Inge Daniels, an anthropologist at Oxford University, has studied 30 families in the Kansai region and is presenting her findings to visitors at the Geffrye Museum in London via the recreation of a modern family home in "At Home in Japan."
She wants to give the British public a more rounded view of how ordinary Japanese live and move away from the minimalist images of homes as portrayed in interior design books, for example.
"I got frustrated by the stereotype of exotic Japan in the West, which has been internalized by some people in Japan," Daniels said. When I first visited Japan in 1992 I tried looking for these exotic homes and realized they were not typical."
Explaining the reasoning behind her research, she said, "I wanted to learn about similarities between homes in the West and Japan and also differences, but I didn't want to make this an exercise in voyeurism, either."
Visitors get the chance to walk around an open-plan lounge, dining room and kitchen (an "LDK"), a Western-style room, a bathroom and traditional room with tatami.
Daniels and the staff have painstakingly tried to represent every aspect of the Japanese home, complete with a Japanese-style mailbox and even a fire bucket. Many of the items have been lent by the families who participated in her book: "The Japanese House. Material Culture in the Modern Home."

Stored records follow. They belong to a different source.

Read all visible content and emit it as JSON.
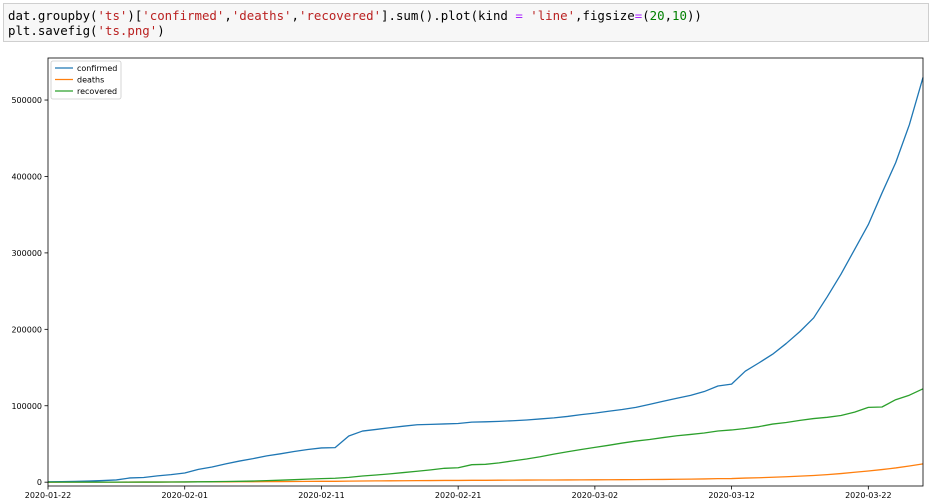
{
  "code_cell": {
    "line1": {
      "p1": "dat.groupby(",
      "p2": "'ts'",
      "p3": ")[",
      "p4": "'confirmed'",
      "p5": ",",
      "p6": "'deaths'",
      "p7": ",",
      "p8": "'recovered'",
      "p9": "].sum().plot(kind ",
      "p10": "=",
      "p11": " ",
      "p12": "'line'",
      "p13": ",figsize",
      "p14": "=",
      "p15": "(",
      "p16": "20",
      "p17": ",",
      "p18": "10",
      "p19": "))"
    },
    "line2": {
      "p1": "plt.savefig(",
      "p2": "'ts.png'",
      "p3": ")"
    }
  },
  "chart_data": {
    "type": "line",
    "xlim": [
      "2020-01-22",
      "2020-03-26"
    ],
    "ylim": [
      -5000,
      555000
    ],
    "x_ticks": [
      "2020-01-22",
      "2020-02-01",
      "2020-02-11",
      "2020-02-21",
      "2020-03-02",
      "2020-03-12",
      "2020-03-22"
    ],
    "y_ticks": [
      0,
      100000,
      200000,
      300000,
      400000,
      500000
    ],
    "legend_position": "upper-left",
    "grid": false,
    "x": [
      "2020-01-22",
      "2020-01-23",
      "2020-01-24",
      "2020-01-25",
      "2020-01-26",
      "2020-01-27",
      "2020-01-28",
      "2020-01-29",
      "2020-01-30",
      "2020-01-31",
      "2020-02-01",
      "2020-02-02",
      "2020-02-03",
      "2020-02-04",
      "2020-02-05",
      "2020-02-06",
      "2020-02-07",
      "2020-02-08",
      "2020-02-09",
      "2020-02-10",
      "2020-02-11",
      "2020-02-12",
      "2020-02-13",
      "2020-02-14",
      "2020-02-15",
      "2020-02-16",
      "2020-02-17",
      "2020-02-18",
      "2020-02-19",
      "2020-02-20",
      "2020-02-21",
      "2020-02-22",
      "2020-02-23",
      "2020-02-24",
      "2020-02-25",
      "2020-02-26",
      "2020-02-27",
      "2020-02-28",
      "2020-02-29",
      "2020-03-01",
      "2020-03-02",
      "2020-03-03",
      "2020-03-04",
      "2020-03-05",
      "2020-03-06",
      "2020-03-07",
      "2020-03-08",
      "2020-03-09",
      "2020-03-10",
      "2020-03-11",
      "2020-03-12",
      "2020-03-13",
      "2020-03-14",
      "2020-03-15",
      "2020-03-16",
      "2020-03-17",
      "2020-03-18",
      "2020-03-19",
      "2020-03-20",
      "2020-03-21",
      "2020-03-22",
      "2020-03-23",
      "2020-03-24",
      "2020-03-25",
      "2020-03-26"
    ],
    "series": [
      {
        "name": "confirmed",
        "color": "#1f77b4",
        "values": [
          555,
          654,
          941,
          1434,
          2118,
          2927,
          5578,
          6166,
          8234,
          9927,
          12038,
          16787,
          19881,
          23892,
          27635,
          30794,
          34391,
          37120,
          40150,
          42762,
          44802,
          45221,
          60368,
          66885,
          69030,
          71224,
          73258,
          75136,
          75639,
          76197,
          76819,
          78572,
          78958,
          79561,
          80406,
          81388,
          82746,
          84112,
          86011,
          88369,
          90306,
          92840,
          95120,
          97886,
          101800,
          105836,
          109835,
          113582,
          118582,
          125865,
          128343,
          145193,
          156099,
          167447,
          181546,
          197168,
          214915,
          242713,
          272167,
          304528,
          337020,
          378287,
          417966,
          467594,
          529591
        ]
      },
      {
        "name": "deaths",
        "color": "#ff7f0e",
        "values": [
          17,
          18,
          26,
          42,
          56,
          82,
          131,
          133,
          171,
          213,
          259,
          362,
          426,
          492,
          564,
          634,
          719,
          806,
          906,
          1013,
          1113,
          1118,
          1371,
          1523,
          1666,
          1770,
          1868,
          2007,
          2122,
          2247,
          2251,
          2458,
          2469,
          2629,
          2708,
          2770,
          2814,
          2872,
          2941,
          2996,
          3085,
          3160,
          3254,
          3348,
          3460,
          3558,
          3802,
          3988,
          4262,
          4615,
          4720,
          5404,
          5819,
          6440,
          7126,
          7905,
          8733,
          9867,
          11299,
          12973,
          14623,
          16497,
          18615,
          21181,
          23970
        ]
      },
      {
        "name": "recovered",
        "color": "#2ca02c",
        "values": [
          28,
          30,
          36,
          39,
          52,
          61,
          107,
          126,
          143,
          222,
          284,
          472,
          623,
          852,
          1124,
          1487,
          2011,
          2616,
          3244,
          3946,
          4683,
          5150,
          6295,
          8058,
          9395,
          10865,
          12583,
          14352,
          16121,
          18177,
          18890,
          22886,
          23394,
          25227,
          27905,
          30384,
          33277,
          36711,
          39782,
          42716,
          45602,
          48228,
          51170,
          53796,
          55865,
          58358,
          60694,
          62494,
          64404,
          67003,
          68324,
          70251,
          72624,
          76034,
          78088,
          80840,
          83207,
          84854,
          87256,
          91692,
          97899,
          98351,
          107890,
          113787,
          122150
        ]
      }
    ]
  }
}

One of Daniels' main findings is that Japanese homes, which are generally smaller than those in the West, are overwhelmed by the accumulation of items, especially gifts.
The well-established gift-giving culture has accelerated with the rising standard of living since the 1970s, she says.

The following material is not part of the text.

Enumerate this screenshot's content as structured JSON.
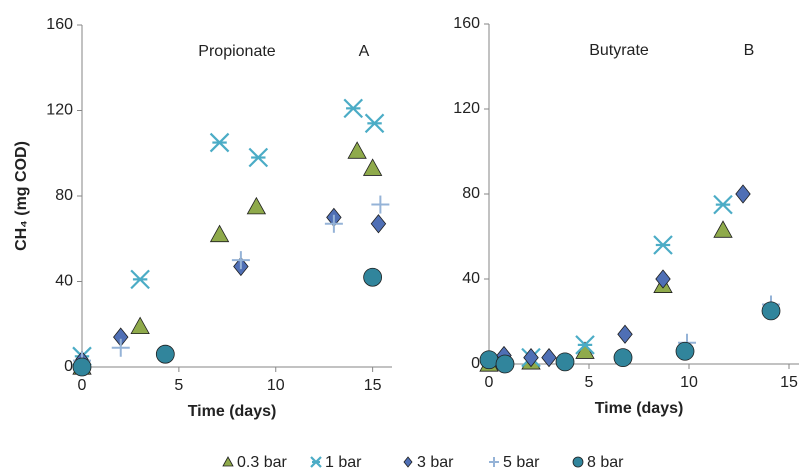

The presents can range from small souvenirs to larger items such as kimono, dolls and furniture which are given to people at certain points in their lives.
Daniels said that in the past, people were more able to dispose of unwanted gifts by passing them on to neighbors and other close family members.
But due to the loosening of these ties and because presents are now more durable, householders find themselves hoarding more unwanted and unused items. As a result, they have to find new storage solutions or move to bigger homes, which is not always easy.
"Japanese do have real anxieties about getting rid of unused gifts that have spent a long period of time in their homes because they are seen as being objects which you should care for. By contrast, British people will only generally be concerned if the item has a sentimental attachment."
However, Daniels says Japanese are increasingly finding ways to divest themselves of these unwanted items by selling them at specialty shops, bazaars and flea markets popular with foreign residents.
The academic was also struck by the fact that homes normally have a lifespan of about 40 years before they are torn down and rebuilt, in part due to earthquake regulations and the primacy put on new rather than old.
"At Home in Japan" will run at the Geffrye Museum until Aug. 29.